BANGKOK, Thailand – Prime Minister Paetongtarn Shinawatra delivered a policy address to Parliament outlining key economic policies for the new government, with a strong focus on increasing state revenues on September 12. One of the main strategies involves expanding the tax base and bringing the informal sector, which constitutes 50% of the country’s GDP, into the formal economy. By doing so, the government expects to increase tax collections, providing essential funding for future state projects.
A key point of the government’s plan is a major overhaul of the tax structure to improve income distribution. It will bring the informal sector into the formal economy to expand the tax base and explore the introduction of a Negative Income Tax, which would allow low-income earners to receive tax refunds on a sliding scale. This would simplify welfare access, allowing the government to assist citizens directly without the need for additional registration processes.
Tax Policy Reform Underway
According to sources from the Ministry of Finance, the Fiscal Policy Office (FPO) will lead the study and design of tax reform strategies to align with the new government’s policies. The proposed Negative Income Tax system would provide direct financial support to citizens earning less than 100,000 baht annually, encouraging greater participation in the tax system, particularly among low-income individuals.

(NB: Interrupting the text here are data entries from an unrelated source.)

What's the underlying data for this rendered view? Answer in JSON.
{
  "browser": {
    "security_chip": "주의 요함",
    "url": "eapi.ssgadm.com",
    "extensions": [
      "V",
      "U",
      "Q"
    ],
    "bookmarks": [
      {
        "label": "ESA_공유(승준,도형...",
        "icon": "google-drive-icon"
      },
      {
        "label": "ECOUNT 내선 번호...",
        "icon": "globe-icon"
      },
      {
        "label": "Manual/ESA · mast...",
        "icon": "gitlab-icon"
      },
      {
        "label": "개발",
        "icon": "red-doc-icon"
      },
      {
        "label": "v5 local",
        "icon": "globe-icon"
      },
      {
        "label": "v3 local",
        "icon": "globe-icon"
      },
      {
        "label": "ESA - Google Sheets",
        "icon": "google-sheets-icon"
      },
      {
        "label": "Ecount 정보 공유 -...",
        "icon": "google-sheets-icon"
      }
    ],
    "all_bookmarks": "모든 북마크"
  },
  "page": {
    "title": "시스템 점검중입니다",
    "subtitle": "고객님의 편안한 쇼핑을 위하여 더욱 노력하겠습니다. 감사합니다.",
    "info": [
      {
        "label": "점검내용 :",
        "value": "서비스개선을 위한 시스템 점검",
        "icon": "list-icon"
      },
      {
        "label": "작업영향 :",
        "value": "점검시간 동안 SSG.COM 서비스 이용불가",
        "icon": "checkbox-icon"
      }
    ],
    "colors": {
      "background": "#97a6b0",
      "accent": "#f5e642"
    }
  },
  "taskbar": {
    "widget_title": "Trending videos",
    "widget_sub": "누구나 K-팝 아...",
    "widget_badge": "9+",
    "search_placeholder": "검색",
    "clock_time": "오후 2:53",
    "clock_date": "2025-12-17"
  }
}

Deputy Prime Minister and Finance Minister Pichai Chunhawajira emphasized that tax reform is crucial to reducing income inequality and improving Thailand’s global competitiveness. He noted that high personal and corporate income tax rates in Thailand discourage foreign investment, and the government plans to adjust these rates to international standards.
Regarding value-added tax (VAT), which applies to all consumers regardless of income, the government is considering redistributing a portion of VAT revenues to support low-income earners. Additionally, the government aims to protect Thai entrepreneurs, particularly SMEs, from unfair competition with foreign rivals, especially on online platforms.
Upcoming Tax Collection Initiatives
The Revenue Department plans to implement new VAT laws in 2025, which will target low-value imported goods priced under 1,500 baht, requiring foreign e-commerce platforms to collect and remit 7% VAT. This move is expected to generate 1.5 billion baht annually in additional tax revenue.
Moreover, the Revenue Department aims to increase state revenues by 100 billion baht in the 2025 fiscal year, bringing the total to 2.37 trillion baht, a 4.2% increase from the previous year. Other reforms include enforcing global minimum corporate taxes and introducing measures to ensure that individuals residing in Thailand for more than 180 days pay taxes based on their worldwide income.
Additionally, the government plans to introduce industry-specific taxes, such as battery and carbon taxes, to support the transition to future mobility industries, including electric vehicles. This initiative aims to attract foreign investment and foster technology transfer while promoting the use of local materials and upgrading the skills of Thai workers in the automotive sector.
The Finance Ministry’s broad tax reform efforts are expected to enhance fiscal space, providing the government with greater flexibility to promote Thailand’s long-term economic development.